Take Me Country, Home Road
Wynonna Judd

Wynonna Judd performs at the CMT Awards in Nashville, Tenn., June 2011. Photo: Jason Merritt/Getty Images

Each week, Lizzy Goodman guides you through the dirty streets of rock and roll.

It was on a trip home to Albuquerque with my ex-boyfriend a few years ago that my music worlds first collided. We drove cross-country that year, from New York to New Mexico with our basset hound, Joni Mitchell, in the back seat. In between hanging out in front of the fireplace and taking him to old-school South Valley cafes to test his palate for super spicy food, we wandered to the couple-block stretch of Route 66, now called Central Avenue, which constitutes Albuquerque’s only attempt at real urbanity. There are a few cool cafes, a good vintage clothing spot and there used to be a fantastic record store, Natural Sound.

I bought all kinds of stuff for the first time at Natural Sound. When I cycle back in my head I can see the album covers laid out by era: Bjork’s Post, Mazzy Star’s So Tonight That I Might See, Dre’s The Chronic. And on breaks from college, by which time I had become more of a real music nerd, I would troll the used section for discarded treasures. In the same way that thrifting in unhip cities is so much better than in the big splashy ones, where everything is picked over, used record shopping in Albuquerque always unearthed stunning finds. That year the big score was the legendary Pavement bootleg Stray Slack.

“It’s the sound of sincerity and instant nostalgia, so emotionally basic it’s embarrassing, like seeing someone cry in public, but irresistible.”

My ex was handing over our haul to the clerk, no doubt looking forward to a ride home on the freeway playing “Box Elder” at top volume (it wasn’t a harbinger, we’d stay together for quite a while after that) when he noticed I’d snuck another CD into our pile: The Judds Greatest Hits. “We bought all this wicked cool indie shit but you made me listen to that,” he recently recalled. “I prefer Judd Nelson.”

Dick.

I have a secret fetish for country music. And honestly, The Judds are on the upstanding side of my taste spectrum. I love Taylor Swift. I know all the words to Reba McIntire’s “Fancy.” And the other day, when they played Miranda Lambert’s cover of Gillian Welch’s “Look at Miss Ohio” over the speakers during savasana at my hot yoga class (it’s Albuquerque, they do that here) I almost started crying. She wants to do right but not right now!

Growing up, my parents tried to steer me straight. They bought me Rubber Soul for Christmas when I was like eight, and when I brought home Appetite For Destruction from a friend’s older sister the next year, my dad listened to it on headphones in the living room them promptly put it away in a drawer “until I was older,” immediately ensuring that I became obsessed with the record, which had initially scared me. But none of that good influence could combat the impact made by horseback riding and the culture that came with it.

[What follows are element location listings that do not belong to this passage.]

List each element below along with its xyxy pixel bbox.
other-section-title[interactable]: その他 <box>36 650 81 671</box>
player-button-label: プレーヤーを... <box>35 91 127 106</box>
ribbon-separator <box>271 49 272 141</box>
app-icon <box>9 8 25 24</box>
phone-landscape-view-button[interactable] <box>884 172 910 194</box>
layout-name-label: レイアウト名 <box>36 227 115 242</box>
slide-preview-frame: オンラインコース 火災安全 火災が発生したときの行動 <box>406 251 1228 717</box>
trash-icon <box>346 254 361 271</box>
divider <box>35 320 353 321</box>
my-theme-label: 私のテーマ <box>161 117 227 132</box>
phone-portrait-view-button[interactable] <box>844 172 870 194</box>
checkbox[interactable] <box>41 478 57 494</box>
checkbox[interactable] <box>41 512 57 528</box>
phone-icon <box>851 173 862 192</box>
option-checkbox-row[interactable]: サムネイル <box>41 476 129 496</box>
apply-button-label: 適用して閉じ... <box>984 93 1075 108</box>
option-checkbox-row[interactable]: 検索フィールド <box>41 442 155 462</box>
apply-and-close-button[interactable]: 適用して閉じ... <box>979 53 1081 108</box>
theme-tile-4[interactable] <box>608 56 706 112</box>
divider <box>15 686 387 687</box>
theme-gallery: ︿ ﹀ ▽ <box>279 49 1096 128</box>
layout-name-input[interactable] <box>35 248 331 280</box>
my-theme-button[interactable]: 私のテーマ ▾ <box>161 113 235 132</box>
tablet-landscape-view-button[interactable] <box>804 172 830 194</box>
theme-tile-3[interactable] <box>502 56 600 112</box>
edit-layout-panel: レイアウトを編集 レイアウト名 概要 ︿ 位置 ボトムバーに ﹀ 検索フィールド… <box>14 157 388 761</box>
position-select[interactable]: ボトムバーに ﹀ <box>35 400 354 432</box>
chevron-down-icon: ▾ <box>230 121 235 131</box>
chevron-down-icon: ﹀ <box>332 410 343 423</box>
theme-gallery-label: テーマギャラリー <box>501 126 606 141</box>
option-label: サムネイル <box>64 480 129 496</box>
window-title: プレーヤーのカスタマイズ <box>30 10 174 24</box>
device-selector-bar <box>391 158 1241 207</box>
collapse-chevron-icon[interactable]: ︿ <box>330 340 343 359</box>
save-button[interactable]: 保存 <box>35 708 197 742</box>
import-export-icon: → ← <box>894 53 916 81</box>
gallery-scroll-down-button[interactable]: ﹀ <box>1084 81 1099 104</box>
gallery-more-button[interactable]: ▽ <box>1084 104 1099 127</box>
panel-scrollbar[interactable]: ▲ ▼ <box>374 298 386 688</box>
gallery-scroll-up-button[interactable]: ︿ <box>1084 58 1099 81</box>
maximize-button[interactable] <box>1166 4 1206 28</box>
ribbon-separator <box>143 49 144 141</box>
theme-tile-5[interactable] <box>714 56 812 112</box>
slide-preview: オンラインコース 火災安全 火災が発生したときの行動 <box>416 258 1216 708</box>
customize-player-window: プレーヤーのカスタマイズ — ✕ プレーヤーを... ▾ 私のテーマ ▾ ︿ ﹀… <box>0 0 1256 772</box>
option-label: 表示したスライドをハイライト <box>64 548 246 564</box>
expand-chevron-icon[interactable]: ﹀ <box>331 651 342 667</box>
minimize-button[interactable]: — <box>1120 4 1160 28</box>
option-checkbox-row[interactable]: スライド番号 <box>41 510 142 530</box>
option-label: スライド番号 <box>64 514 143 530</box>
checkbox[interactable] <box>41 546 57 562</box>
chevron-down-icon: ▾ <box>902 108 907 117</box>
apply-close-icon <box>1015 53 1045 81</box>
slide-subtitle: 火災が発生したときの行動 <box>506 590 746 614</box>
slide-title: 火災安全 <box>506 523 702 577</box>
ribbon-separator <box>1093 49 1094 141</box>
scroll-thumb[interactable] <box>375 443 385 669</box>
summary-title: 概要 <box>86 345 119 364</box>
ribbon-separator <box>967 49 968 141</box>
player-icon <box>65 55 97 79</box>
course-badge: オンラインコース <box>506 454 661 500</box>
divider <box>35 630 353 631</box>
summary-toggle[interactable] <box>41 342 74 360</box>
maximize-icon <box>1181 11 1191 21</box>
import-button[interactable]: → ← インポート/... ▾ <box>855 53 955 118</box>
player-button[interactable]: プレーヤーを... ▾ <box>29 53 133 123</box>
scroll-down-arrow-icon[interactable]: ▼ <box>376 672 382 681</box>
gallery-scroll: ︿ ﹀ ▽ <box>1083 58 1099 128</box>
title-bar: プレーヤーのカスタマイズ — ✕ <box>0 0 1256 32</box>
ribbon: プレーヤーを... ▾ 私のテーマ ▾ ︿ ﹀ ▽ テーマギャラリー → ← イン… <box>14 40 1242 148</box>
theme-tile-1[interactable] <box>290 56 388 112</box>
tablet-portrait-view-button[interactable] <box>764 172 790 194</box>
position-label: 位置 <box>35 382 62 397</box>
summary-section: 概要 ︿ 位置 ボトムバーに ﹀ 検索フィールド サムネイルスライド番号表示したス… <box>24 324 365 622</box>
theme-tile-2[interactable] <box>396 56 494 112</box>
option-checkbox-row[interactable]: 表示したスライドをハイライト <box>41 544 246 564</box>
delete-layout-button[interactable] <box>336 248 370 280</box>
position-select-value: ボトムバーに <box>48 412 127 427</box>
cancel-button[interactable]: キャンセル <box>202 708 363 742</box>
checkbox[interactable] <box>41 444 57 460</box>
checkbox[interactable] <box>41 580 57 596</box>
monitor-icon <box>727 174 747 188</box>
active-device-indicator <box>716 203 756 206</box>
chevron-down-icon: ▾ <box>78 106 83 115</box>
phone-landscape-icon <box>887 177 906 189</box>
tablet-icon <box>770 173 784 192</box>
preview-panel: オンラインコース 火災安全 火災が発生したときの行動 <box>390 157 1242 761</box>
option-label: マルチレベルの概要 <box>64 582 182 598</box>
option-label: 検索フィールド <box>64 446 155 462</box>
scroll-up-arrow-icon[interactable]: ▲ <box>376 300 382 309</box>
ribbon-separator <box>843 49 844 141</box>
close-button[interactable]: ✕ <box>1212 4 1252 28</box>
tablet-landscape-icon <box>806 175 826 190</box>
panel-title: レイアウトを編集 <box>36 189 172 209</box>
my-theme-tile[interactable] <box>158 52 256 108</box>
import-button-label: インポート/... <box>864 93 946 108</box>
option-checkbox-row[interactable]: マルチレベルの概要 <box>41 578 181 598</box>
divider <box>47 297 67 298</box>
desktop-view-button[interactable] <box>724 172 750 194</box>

I was a horsey girl. Summer camp was hanging out the barn, cleaning stalls and going for pony rides on the mesa and subsisting entirely on Big Gulps and Doritos and listening to the local pop country station, 92.3 KRST, all day, every day. As much as Nirvana and Smashing Pumpkins and B-lister ’90s rock bands like Stone Temple Pilots (those elegant bachelors) it was Trisha Yearwood and Garth Brooks and Sawyer Brown that constituted the soundtrack to my childhood and early adolescence.

As a result, today, I don’t feel like I’ve really come home until I’ve spent a day driving around listening to country radio. Because I never listen in New York, I never know the new singles but usually within the time it takes to drive through Sonic on my way to Target, I’ve got the top ten choruses down. The theme never changes. He’s lost his girl his job, been written off as a night school educated white trash loser but his faith in god and his truck will resurrect him. She’s been cheated on and abused and misunderstood but a good margarita and an open road is all she needs to redeem herself. It’s the sound of sincerity and instant nostalgia, so emotionally basic it’s embarrassing, like seeing someone cry in public, but irresistible.

“Is it the New Mexico thing, does this music remind you of home, or is it the purity, the basics of life stripped down and unadorned?” I asked one of my friends from home who is now based in New York and has of-the-city glamour you’d think was incompatible with pop country but who went to see Brad Paisley at Madison Square Garden. “YES!!,” she wrote back, attaching a photo of the artist’s butt. “It’s all of that.” There’s just no accounting for taste.